Text Analysis with Voyant
What Voyant does: Voyant employs mathematics to visualize documents, one or many, in forms aside from text. The math begins with how many words are in a given document or corpus of documents, tracks the words’ distribution through the document/corpus, and generates graphics to display their frequency, context, and location. The resulting graphics range from word clouds, showing a cluster of words that appear most frequently in the text, to word trees that draw associations between words that appear most often with the selected term. Yet not everything on Voyant takes visual form. The original text is on view, as are the operative data: total words, “vocabulary density,” et al.
How to use Voyant: The site appears in five sections. Beginning with the sections’ default settings, in the upper left is Cirrus, a word cloud that can take two forms: a cluster based on frequency of use, and under Links next to Cirrus on the section’s menu bar, a web that links highlighted words via bars to the ones that most often precede or follow it. Thus, “old” is linked to “man,” “folks,” and “master.”
In the upper center of the site is the Reader tool. Reader shows the word selected in Cirrus in two formats: the original full text, with the selected word highlighted in yellow, and a line graph of the word’s frequency in each of the corpus’s documents. Next to Reader on the menu bar, like Links to Cirrus, stands TermsBerry. Here, both of Reader’s formats give way to a cloud of bubbles similar to the Cirrus cloud, but that this time the number of each bubbled word’s appearances in the text are on view inside it. Reader, in sum, is most useful for (a) viewing the original text, and (b) comparing how frequently a given word is used in a corpus’s various texts. Does “old,” e.g., appear in all texts, or just in a few?

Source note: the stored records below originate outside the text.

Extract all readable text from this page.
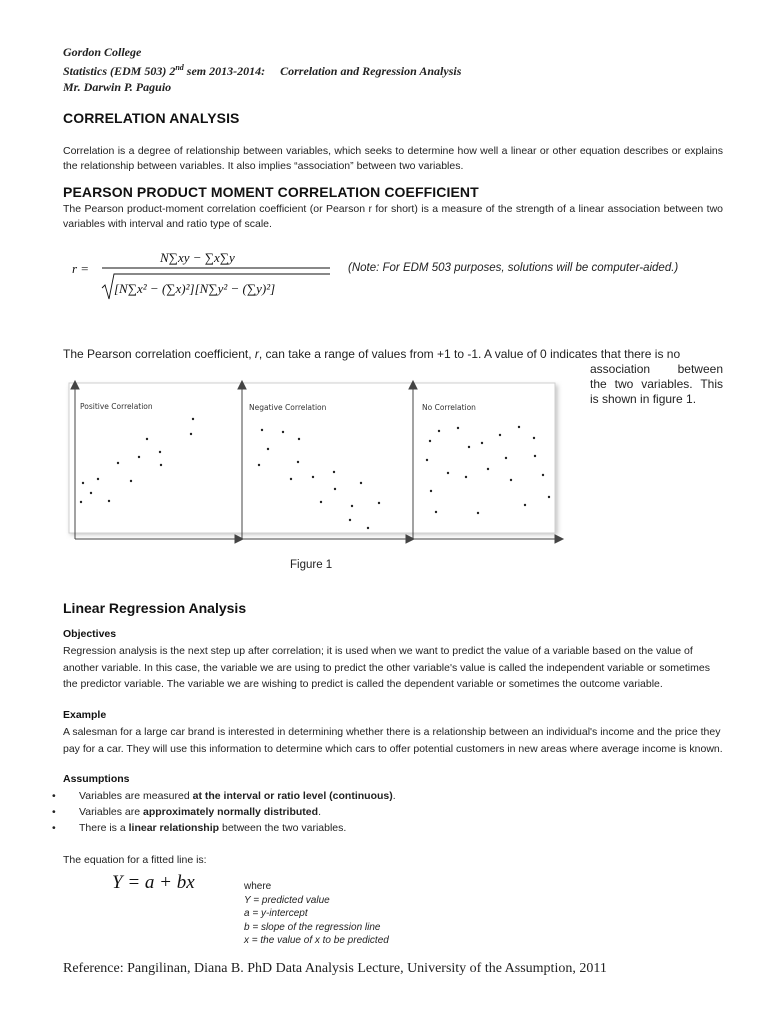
Gordon College
Statistics (EDM 503) 2nd sem 2013-2014:     Correlation and Regression Analysis
Mr. Darwin P. Paguio
CORRELATION ANALYSIS
Correlation is a degree of relationship between variables, which seeks to determine how well a linear or other equation describes or explains the relationship between variables. It also implies “association” between two variables.
PEARSON PRODUCT MOMENT CORRELATION COEFFICIENT
The Pearson product-moment correlation coefficient (or Pearson r for short) is a measure of the strength of a linear association between two variables with interval and ratio type of scale.
r =
N∑xy − ∑x∑y
[N∑x² − (∑x)²][N∑y² − (∑y)²]
(Note: For EDM 503 purposes, solutions will be computer-aided.)
The Pearson correlation coefficient, r, can take a range of values from +1 to -1. A value of 0 indicates that there is no
association between
the two variables. This
is shown in figure 1.
Positive Correlation	Negative Correlation	No Correlation
Figure 1
Linear Regression Analysis
Objectives
Regression analysis is the next step up after correlation; it is used when we want to predict the value of a variable based on the value of another variable. In this case, the variable we are using to predict the other variable's value is called the independent variable or sometimes the predictor variable. The variable we are wishing to predict is called the dependent variable or sometimes the outcome variable.
Example
A salesman for a large car brand is interested in determining whether there is a relationship between an individual's income and the price they pay for a car. They will use this information to determine which cars to offer potential customers in new areas where average income is known.
Assumptions
• Variables are measured at the interval or ratio level (continuous).
• Variables are approximately normally distributed.
• There is a linear relationship between the two variables.
The equation for a fitted line is:
Y = a + bx	where
Y = predicted value
a = y-intercept
b = slope of the regression line
x = the value of x to be predicted
Reference: Pangilinan, Diana B. PhD Data Analysis Lecture, University of the Assumption, 2011
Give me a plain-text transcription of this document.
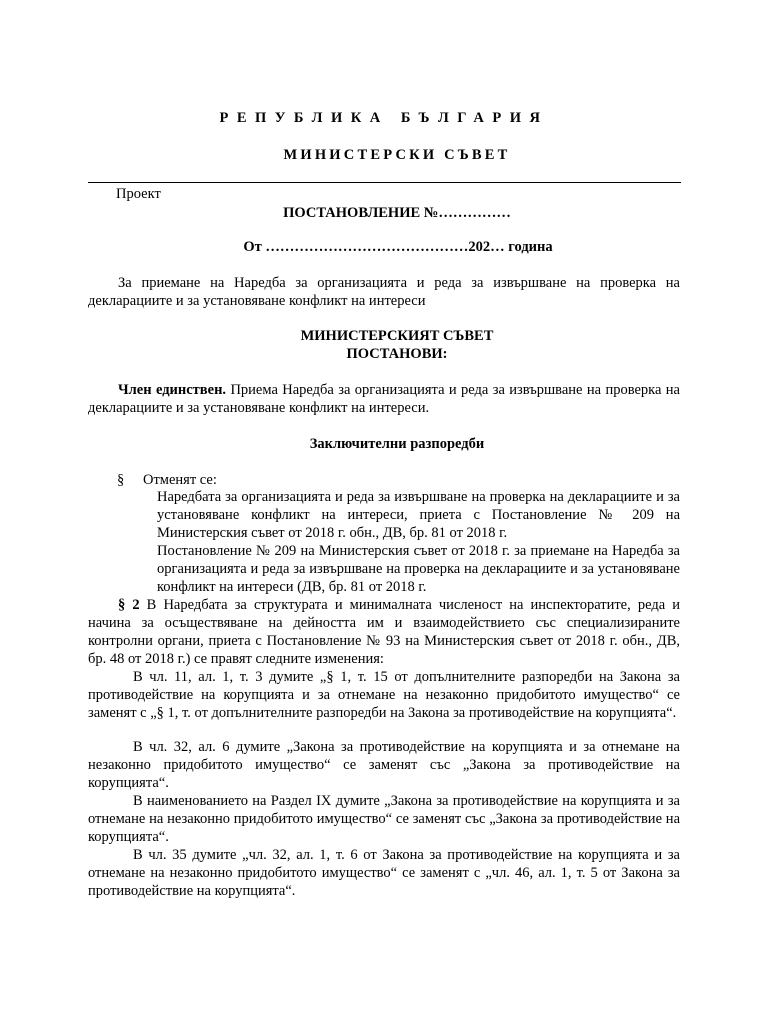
РЕПУБЛИКА БЪЛГАРИЯ
МИНИСТЕРСКИ СЪВЕТ
Проект
ПОСТАНОВЛЕНИЕ №……………
От ……………………………………202… година

За приемане на Наредба за организацията и реда за извършване на проверка на декларациите и за установяване конфликт на интереси

МИНИСТЕРСКИЯТ СЪВЕТ
ПОСТАНОВИ:

Член единствен. Приема Наредба за организацията и реда за извършване на проверка на декларациите и за установяване конфликт на интереси.

Заключителни разпоредби
§ Отменят се:

Наредбата за организацията и реда за извършване на проверка на декларациите и за установяване конфликт на интереси, приета с Постановление № 209 на Министерския съвет от 2018 г. обн., ДВ, бр. 81 от 2018 г.

Постановление № 209 на Министерския съвет от 2018 г. за приемане на Наредба за организацията и реда за извършване на проверка на декларациите и за установяване конфликт на интереси (ДВ, бр. 81 от 2018 г.

§ 2 В Наредбата за структурата и минималната численост на инспекторатите, реда и начина за осъществяване на дейността им и взаимодействието със специализираните контролни органи, приета с Постановление № 93 на Министерския съвет от 2018 г. обн., ДВ, бр. 48 от 2018 г.) се правят следните изменения:

В чл. 11, ал. 1, т. 3 думите „§ 1, т. 15 от допълнителните разпоредби на Закона за противодействие на корупцията и за отнемане на незаконно придобитото имущество“ се заменят с „§ 1, т. от допълнителните разпоредби на Закона за противодействие на корупцията“.

В чл. 32, ал. 6 думите „Закона за противодействие на корупцията и за отнемане на незаконно придобитото имущество“ се заменят със „Закона за противодействие на корупцията“.

В наименованието на Раздел IX думите „Закона за противодействие на корупцията и за отнемане на незаконно придобитото имущество“ се заменят със „Закона за противодействие на корупцията“.

В чл. 35 думите „чл. 32, ал. 1, т. 6 от Закона за противодействие на корупцията и за отнемане на незаконно придобитото имущество“ се заменят с „чл. 46, ал. 1, т. 5 от Закона за противодействие на корупцията“.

The site’s third section, Trends, expands Reader’s line graph in a variety of directions. For one, it makes the line and axes bigger, and therefore easier to track. Second, it allows us to track a word’s frequency within a corpus or single document. By double clicking on a dot on the graph (each dot marks the high point of a word’s frequency in one document, if tracking a multi-document corpus, or one part of a document, if tracking just one text), we are given two choices. Let us imagine here that we have limited our search to a single word: old. “Terms” lets the user see old’s use across all documents all at once, each line laid atop the others. “Documents” lets the user isolate a single document, and see where old appeared within that document. Five times in the document’s first half, say, and zero times in its second half. Next to Trends on the menu bar (see Links and TermsBerry above) is Document Terms. Here we see the data that inform the graph presented as a spreadsheet, in rows and columns: the number of uses in a document, the number of uses relative to the total words in the document, etc.
The fourth section, Contexts, combines Reader’s full text and Cirrus’s Links function to abandon graphics for text. If “old” shows up five times in the document’s first half, what words appear around them? We can use Reader’s full tool to find the answer. We can see what surrounding what other words within a word cloud appear near “old,” via Links. Or we can turn to Contexts to ask specifically, what five words precede or follow “old” in one or all of our corpus’s documents? Bubblelines, next to Contexts, augments Trends’ graph options (lines, columns, etc.) with a string of bubbles across the text—one for every time the word appears. Correlations borrows the spreadsheet format seen in Trends’ to measure different relations between words in numerical form: how often does “come” come within five words of “old” in hard numbers?
The last and simples of Voyant’s five sections is Summary. Here are the metadata that help to remind us which documents are biggest, what is the average words per sentence of one document as compared to another. Next to Summary on the menu bar is Documents, which simply inverts the spreadsheet, with documents in rows rather than the data type or field. Next after that, Phrases, isolates and reports the frequency of phrase that appear more than once in the text.
It is important to repeat that the above descriptions concern only the default settings for each of the five sections. In the upper left of each section, visible only by passing over the corner, appear two or sometimes three additional icons. The first is simple: it allows us to export the given section’s graphic or spreadsheet to a new window on the user’s web browser. The second is much more difficult to summarize. A dropdown list appears that shows five tools: Corpus, Document, Visualization, Grid, and Other. Each of these opens its own dropdown list of five to fifteen options in each category. Here we find the WordTree alluded to above, and here we are reminded that “Cirrus” and “Links” and “Reader” and “Bubbleterms” are just the tip of the iceberg, or should we say the genie’s lamp, that is Voyant.